Mit Blick auf die AfD sagten Sie in einem Interview, dass Sie ein Fernsehduell im Bundestagswahlkampf mit Beteiligung der AfD nicht für angemessen halten. Warum?

Die Beteiligung der AfD an einem Fernsehduell knüpfe ich klar an eine Frage, die ich auch jeder anderen Partei stellen würde: Welche Aussichten haben sie, den Kanzler oder die Kanzlerin zu stellen? Auch beispielsweise die FDP mit Guido Westerwelle wollte im Wahlkampf 2002 gern dabei sein. Aber alle vier beteiligten Sender haben Westerwelle eine Absage übermittelt, weil er aufgrund der Umfrageergebnisse ‒ die dann auch später durch die Wahl bestätigt wurden ‒ tatsächlich keine Chance hatte, Kanzler zu werden. Die FDP war einfach nicht stark genug. Das ist bei der AfD aufgrund der Koalitionsabsagen der anderen Parteien an Weidel und Co. das gleiche. Ansonsten bin ich schon der Meinung, dass man auch mit der AfD Interviews führen und über ihre Politik berichten sollte, allein schon deshalb, weil die Partei im Bundestag und in fast allen Landtagen vertreten ist.

Wie kann das gelingen?

AfD-Vertreterinnen und -Vertreter machen in Interviews oft bewusst irreführende, wenn nicht gar falsche Aussagen ‒ die gilt es zu widerlegen, und zwar schon im Gespräch, nicht erst Stunden später in einem Faktencheck. Wir als Interviewer sind in solchen Situationen besonders gefordert, umso besser muss die Vorbereitung aussehen.

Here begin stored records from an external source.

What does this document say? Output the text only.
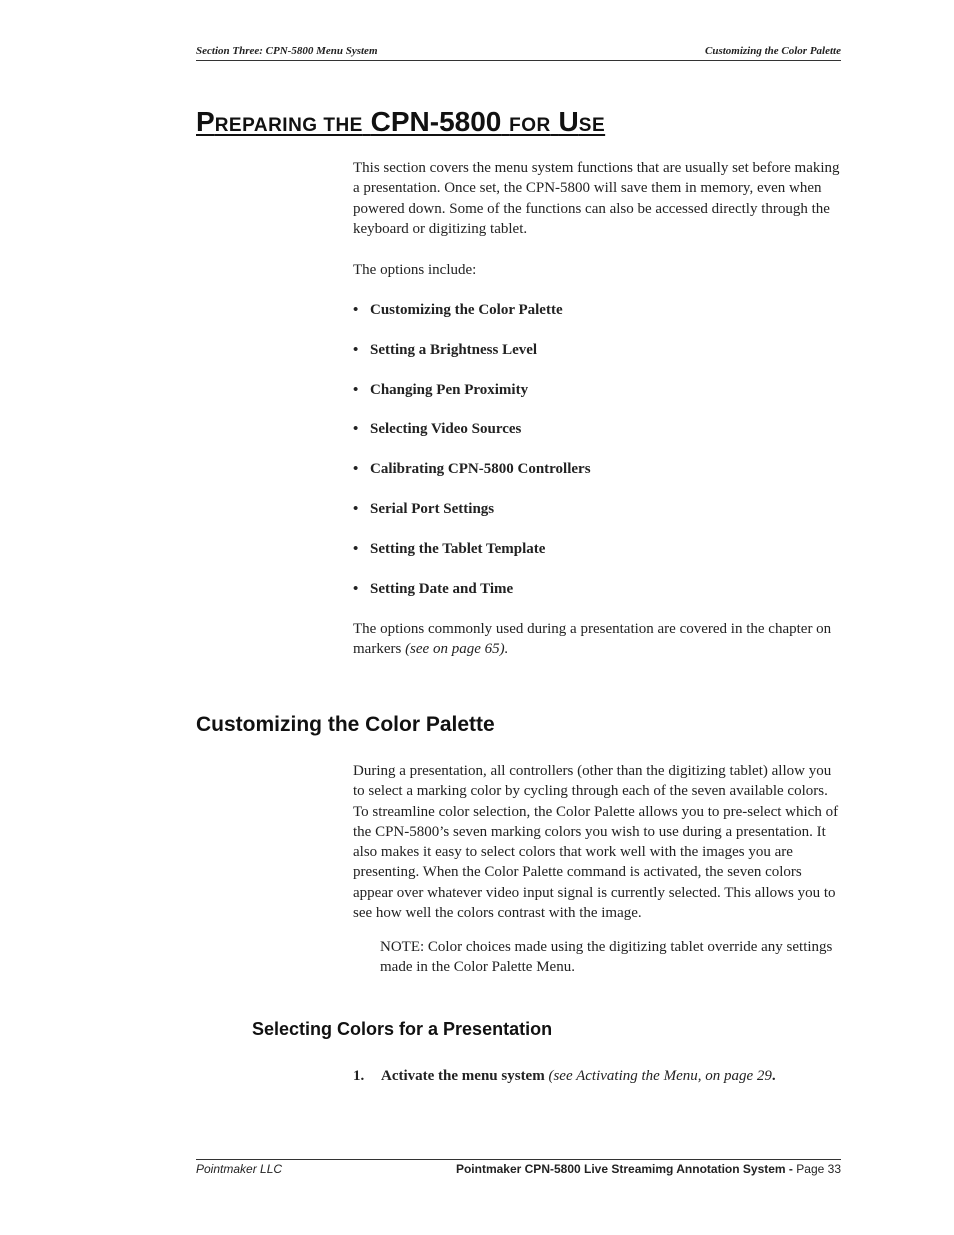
Section Three: CPN-5800 Menu System	Customizing the Color Palette
PREPARING THE CPN-5800 FOR USE

This section covers the menu system functions that are usually set before making a presentation. Once set, the CPN-5800 will save them in memory, even when powered down. Some of the functions can also be accessed directly through the keyboard or digitizing tablet.

The options include:

• Customizing the Color Palette
• Setting a Brightness Level
• Changing Pen Proximity
• Selecting Video Sources
• Calibrating CPN-5800 Controllers
• Serial Port Settings
• Setting the Tablet Template
• Setting Date and Time

The options commonly used during a presentation are covered in the chapter on markers (see on page 65).

Customizing the Color Palette

During a presentation, all controllers (other than the digitizing tablet) allow you to select a marking color by cycling through each of the seven available colors. To streamline color selection, the Color Palette allows you to pre-select which of the CPN-5800’s seven marking colors you wish to use during a presentation. It also makes it easy to select colors that work well with the images you are presenting. When the Color Palette command is activated, the seven colors appear over whatever video input signal is currently selected. This allows you to see how well the colors contrast with the image.

NOTE: Color choices made using the digitizing tablet override any settings made in the Color Palette Menu.

Selecting Colors for a Presentation

1. Activate the menu system (see Activating the Menu, on page 29.

Pointmaker LLC	Pointmaker CPN-5800 Live Streamimg Annotation System - Page 33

Was machen Sie als erstes, wenn Sie durch sind mit der letzten Sendung?

Ich fahre mit Frau und Tochter ans Mittelmeer. Wir werden uns zwei Wochen die Sonne auf den Pelz brennen lassen, gut essen und vielleicht auch das eine oder andere Glas Wein trinken. Dann ist alles schön.


Über mehr als 30 Jahre und 5000 Sendungen war Peter Kloeppel (65) das Gesicht von „RTL Aktuell“. Am Freitag moderierten er und Kollegin Ulrike von der Groeben ein letztes Mal das Nachrichtenmagazin. Kloeppel wird aber unter anderem die Investigativ-Reihe „Durchleuchtet“ noch bei dem Sender fortsetzen. Er pendelt bereits jetzt zwischen Deutschland und den USA und möchte sein Leben mit seiner Frau weiter in die Staaten verlagern, wo auch seine Tochter lebt.